A recent report has shown a staggering number of people affected by mis-selling or over-selling from a range of telco companies. The survey was conducted by Financial Counselling Australia (FCA) and found that 80 per cent of financial counsellors reported that mis-selling or over-selling had contributed to their clients’ financial difficulties.
Fiona Guthrie, chief executive officer of FCA, said the report highlights how widespread the problem is among customers of all ages. “It says it’s a really huge problem and we shouldn’t be surprised,” she said. “The whole industry works on a commission-based sales model, and as soon as you’ve got commission-based sales you incentivise poor practices, which take advantage of people’s vulnerability”.
Guthrie called on Telstra, and the industry more broadly, to do away with the commission-based structure, in the same way the banking industry has been forced to. “This model is too fraught with danger,” she said.
But it’s not just customers warning of the tactics used, with two former staff members of the company also telling Choice about the “sales-focused culture”, which had “little regard for whether the products being sold are wanted or needed”.
James* worked at Telstra about five years ago and told Choice he was told off by management at the store he worked at in Melbourne for not up-selling older customers a Telstra phone insurance plan that he felt they didn’t need. “It’s all sales focused, it’s not even about matching to needs or anything, it’s all profit motive,” he said. “I know it’s a business, but it has a duty to its customers not to be doing some of these aggressive sales tactics.”
David* told Choice he had worked for Telstra for more than 15 years (until early 2021). He described the sales culture as highly competitive, with bonuses such as overseas trips for those with the highest annual sales. “It all added towards your tally. They used to have a board on the side for each team. You had your products and your add ons, and they would track your tally each week and month,” he said. “I was pretty competitive, I always wanted to be top three, so I kept track of that. There was always competition between the guys and teams.”
David said the salespeople received financial bonuses based on their performance, with the biggest commission going to those who sold higher-cost products. “At the end of the day, I guess, as a business, they didn’t care how you got the sales, as long as you got the sales,” he said.
A Telstra spokesperson told Starts at 60 that the company had no tolerance for overselling or mis-selling, saying that the company’s business model is strongly focussed on the needs of the customer.
“We’ve simplified our plans, gotten rid of lock-in contracts and removed unexpected fees and charges,” the spokesperson said. “Our retail model and training for staff focuses on meeting customer needs and includes important training on responsible selling, culture training and vulnerable customer management. All our frontline team members are required to complete this training. Coaching of staff and scorecard outcomes also aligns to our responsible selling approach.
“We are proud of the work we do in conjunction with community and government partners to increase the digital skills of seniors in their local communities (our programs include Tech Savvy Seniors and Social Seniors). We have supported Pensioners for many years (since 1991) through concessional products and services.
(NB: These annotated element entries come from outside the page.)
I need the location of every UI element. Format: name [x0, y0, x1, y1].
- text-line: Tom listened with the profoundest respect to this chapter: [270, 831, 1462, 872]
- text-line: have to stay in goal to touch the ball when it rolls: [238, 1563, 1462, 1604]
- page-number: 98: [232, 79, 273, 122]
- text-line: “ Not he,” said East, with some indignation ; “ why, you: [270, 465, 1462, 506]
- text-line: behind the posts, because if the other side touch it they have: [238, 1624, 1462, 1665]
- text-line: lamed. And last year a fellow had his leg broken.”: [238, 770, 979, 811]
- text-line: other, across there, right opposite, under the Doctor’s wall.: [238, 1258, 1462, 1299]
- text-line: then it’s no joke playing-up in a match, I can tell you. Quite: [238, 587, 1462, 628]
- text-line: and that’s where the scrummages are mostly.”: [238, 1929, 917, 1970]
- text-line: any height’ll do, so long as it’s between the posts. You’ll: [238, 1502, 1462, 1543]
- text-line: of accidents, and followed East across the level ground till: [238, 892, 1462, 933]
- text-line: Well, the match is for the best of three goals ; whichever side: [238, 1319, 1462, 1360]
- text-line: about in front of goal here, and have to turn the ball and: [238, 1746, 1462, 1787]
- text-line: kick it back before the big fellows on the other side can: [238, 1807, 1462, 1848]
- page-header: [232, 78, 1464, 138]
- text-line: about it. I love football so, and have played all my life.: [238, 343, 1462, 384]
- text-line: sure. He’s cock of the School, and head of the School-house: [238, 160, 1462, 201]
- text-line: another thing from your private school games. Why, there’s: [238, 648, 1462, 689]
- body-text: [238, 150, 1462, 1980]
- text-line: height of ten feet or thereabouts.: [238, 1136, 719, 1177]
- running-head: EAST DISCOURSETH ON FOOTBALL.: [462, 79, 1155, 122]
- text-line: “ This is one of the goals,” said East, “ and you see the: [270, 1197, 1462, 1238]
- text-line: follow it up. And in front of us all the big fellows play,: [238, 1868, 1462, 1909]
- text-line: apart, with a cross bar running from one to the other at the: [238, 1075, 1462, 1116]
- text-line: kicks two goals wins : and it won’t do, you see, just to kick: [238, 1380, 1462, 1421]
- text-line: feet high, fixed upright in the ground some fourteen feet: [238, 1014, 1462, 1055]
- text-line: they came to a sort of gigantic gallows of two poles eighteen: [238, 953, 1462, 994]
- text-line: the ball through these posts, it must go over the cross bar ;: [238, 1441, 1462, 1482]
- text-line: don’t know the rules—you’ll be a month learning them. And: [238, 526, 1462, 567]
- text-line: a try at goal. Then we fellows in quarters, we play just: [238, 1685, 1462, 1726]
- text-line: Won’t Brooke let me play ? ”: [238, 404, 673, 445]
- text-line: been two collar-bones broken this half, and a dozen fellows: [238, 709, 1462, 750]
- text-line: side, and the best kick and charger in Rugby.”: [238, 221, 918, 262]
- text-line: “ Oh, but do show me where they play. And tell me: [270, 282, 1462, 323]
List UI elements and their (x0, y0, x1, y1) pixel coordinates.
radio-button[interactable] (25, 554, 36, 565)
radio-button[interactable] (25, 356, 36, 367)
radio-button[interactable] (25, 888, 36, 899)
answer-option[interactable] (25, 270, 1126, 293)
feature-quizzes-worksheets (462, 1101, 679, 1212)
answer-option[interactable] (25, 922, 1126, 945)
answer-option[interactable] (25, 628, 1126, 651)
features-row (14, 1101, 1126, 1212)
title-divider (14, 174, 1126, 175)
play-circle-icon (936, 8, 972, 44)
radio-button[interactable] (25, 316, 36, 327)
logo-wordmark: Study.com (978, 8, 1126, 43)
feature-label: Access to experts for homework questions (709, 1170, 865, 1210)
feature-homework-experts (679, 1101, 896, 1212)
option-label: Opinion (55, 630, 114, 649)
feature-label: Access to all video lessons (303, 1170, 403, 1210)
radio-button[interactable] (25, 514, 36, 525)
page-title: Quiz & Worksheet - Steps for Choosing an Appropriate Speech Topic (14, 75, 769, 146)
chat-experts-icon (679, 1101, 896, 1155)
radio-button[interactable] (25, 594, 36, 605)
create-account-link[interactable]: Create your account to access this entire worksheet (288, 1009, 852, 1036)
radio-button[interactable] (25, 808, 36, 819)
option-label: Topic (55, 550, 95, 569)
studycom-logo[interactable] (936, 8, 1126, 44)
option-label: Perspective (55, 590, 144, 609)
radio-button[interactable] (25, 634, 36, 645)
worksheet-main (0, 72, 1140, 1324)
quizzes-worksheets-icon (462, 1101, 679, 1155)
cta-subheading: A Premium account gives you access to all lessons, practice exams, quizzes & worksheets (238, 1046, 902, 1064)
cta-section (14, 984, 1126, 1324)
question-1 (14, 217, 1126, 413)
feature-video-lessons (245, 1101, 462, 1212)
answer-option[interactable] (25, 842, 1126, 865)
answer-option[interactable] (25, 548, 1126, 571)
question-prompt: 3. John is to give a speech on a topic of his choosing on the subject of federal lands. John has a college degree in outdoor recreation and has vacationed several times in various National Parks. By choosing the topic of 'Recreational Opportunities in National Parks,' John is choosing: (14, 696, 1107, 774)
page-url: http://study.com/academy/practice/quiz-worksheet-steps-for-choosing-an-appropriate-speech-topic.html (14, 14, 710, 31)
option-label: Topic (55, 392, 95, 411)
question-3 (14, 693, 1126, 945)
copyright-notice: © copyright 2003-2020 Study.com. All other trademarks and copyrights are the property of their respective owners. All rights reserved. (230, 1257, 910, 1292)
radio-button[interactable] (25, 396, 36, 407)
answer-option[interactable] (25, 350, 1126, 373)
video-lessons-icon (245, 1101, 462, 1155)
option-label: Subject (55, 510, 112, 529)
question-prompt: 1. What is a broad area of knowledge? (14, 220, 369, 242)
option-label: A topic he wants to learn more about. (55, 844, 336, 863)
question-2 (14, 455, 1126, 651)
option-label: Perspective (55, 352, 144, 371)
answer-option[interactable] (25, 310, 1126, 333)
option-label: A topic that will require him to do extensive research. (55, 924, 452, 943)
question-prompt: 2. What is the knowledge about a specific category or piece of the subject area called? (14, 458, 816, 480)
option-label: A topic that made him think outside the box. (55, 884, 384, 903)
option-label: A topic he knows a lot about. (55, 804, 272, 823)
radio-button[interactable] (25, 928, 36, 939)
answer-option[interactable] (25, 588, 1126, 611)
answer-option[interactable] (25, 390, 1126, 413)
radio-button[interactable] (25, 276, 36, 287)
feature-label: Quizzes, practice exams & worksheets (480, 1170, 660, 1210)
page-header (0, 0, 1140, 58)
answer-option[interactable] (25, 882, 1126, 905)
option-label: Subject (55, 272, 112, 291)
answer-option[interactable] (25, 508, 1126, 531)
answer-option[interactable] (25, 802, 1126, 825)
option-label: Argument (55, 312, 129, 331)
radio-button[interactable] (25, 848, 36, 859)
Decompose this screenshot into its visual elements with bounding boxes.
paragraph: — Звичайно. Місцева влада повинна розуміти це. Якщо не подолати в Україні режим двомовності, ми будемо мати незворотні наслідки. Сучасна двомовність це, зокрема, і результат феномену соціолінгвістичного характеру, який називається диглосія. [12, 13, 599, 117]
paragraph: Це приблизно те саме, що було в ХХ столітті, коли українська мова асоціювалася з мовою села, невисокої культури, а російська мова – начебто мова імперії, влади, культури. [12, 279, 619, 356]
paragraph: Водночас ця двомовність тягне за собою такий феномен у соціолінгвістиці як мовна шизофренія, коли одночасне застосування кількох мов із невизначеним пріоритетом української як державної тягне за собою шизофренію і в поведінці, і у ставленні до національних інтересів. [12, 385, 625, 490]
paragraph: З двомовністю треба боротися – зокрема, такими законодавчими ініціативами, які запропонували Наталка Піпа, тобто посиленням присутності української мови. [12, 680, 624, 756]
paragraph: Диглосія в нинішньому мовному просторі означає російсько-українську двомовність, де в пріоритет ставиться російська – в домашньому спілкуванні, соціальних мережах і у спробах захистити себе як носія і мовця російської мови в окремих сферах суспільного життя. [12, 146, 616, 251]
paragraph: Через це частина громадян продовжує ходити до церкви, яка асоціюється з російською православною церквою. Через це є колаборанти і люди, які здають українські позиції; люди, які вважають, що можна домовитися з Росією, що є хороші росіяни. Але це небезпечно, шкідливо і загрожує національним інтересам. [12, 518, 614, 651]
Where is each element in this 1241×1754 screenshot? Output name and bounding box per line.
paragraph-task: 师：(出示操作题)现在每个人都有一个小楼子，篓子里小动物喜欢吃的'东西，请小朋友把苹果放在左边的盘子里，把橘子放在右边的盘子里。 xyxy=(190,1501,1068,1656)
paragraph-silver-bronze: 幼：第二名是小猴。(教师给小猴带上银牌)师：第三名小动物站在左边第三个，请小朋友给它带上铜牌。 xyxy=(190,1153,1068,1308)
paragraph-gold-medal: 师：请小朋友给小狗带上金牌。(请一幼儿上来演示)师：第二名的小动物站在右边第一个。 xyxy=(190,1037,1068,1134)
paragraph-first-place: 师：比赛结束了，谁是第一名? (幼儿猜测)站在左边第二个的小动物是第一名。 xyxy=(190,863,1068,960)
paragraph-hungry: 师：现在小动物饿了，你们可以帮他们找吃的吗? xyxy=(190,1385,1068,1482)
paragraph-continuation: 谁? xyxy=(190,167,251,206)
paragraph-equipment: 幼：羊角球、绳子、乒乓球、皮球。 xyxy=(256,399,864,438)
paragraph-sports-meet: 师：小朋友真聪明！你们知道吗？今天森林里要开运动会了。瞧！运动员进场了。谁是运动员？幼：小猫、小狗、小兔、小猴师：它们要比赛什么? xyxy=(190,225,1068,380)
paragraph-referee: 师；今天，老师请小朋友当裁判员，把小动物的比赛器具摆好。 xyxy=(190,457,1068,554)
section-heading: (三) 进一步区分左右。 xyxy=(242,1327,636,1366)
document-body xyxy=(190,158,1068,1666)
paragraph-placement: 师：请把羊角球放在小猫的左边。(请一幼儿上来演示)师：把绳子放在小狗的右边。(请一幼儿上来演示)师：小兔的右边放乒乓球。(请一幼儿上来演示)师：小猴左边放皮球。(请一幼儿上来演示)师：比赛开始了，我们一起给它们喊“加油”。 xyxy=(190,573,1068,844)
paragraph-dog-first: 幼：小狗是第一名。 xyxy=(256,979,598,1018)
“We take responsible selling extremely seriously and we don’t shy away from the fact that we have made some mistakes previously. Our single ownership model for all retail stores announced in February will allow Telstra to further embed our responsible business approach and have more direct engagement with employees.
“The vast majority of our customers have a positive experience when they visit our stores. That said, we know we can still improve, and we’ve made recent changes to improve our products, plans and services”.
*Names changed to protect privacy
** This content was updated at a later date to reflect Telstra’s response.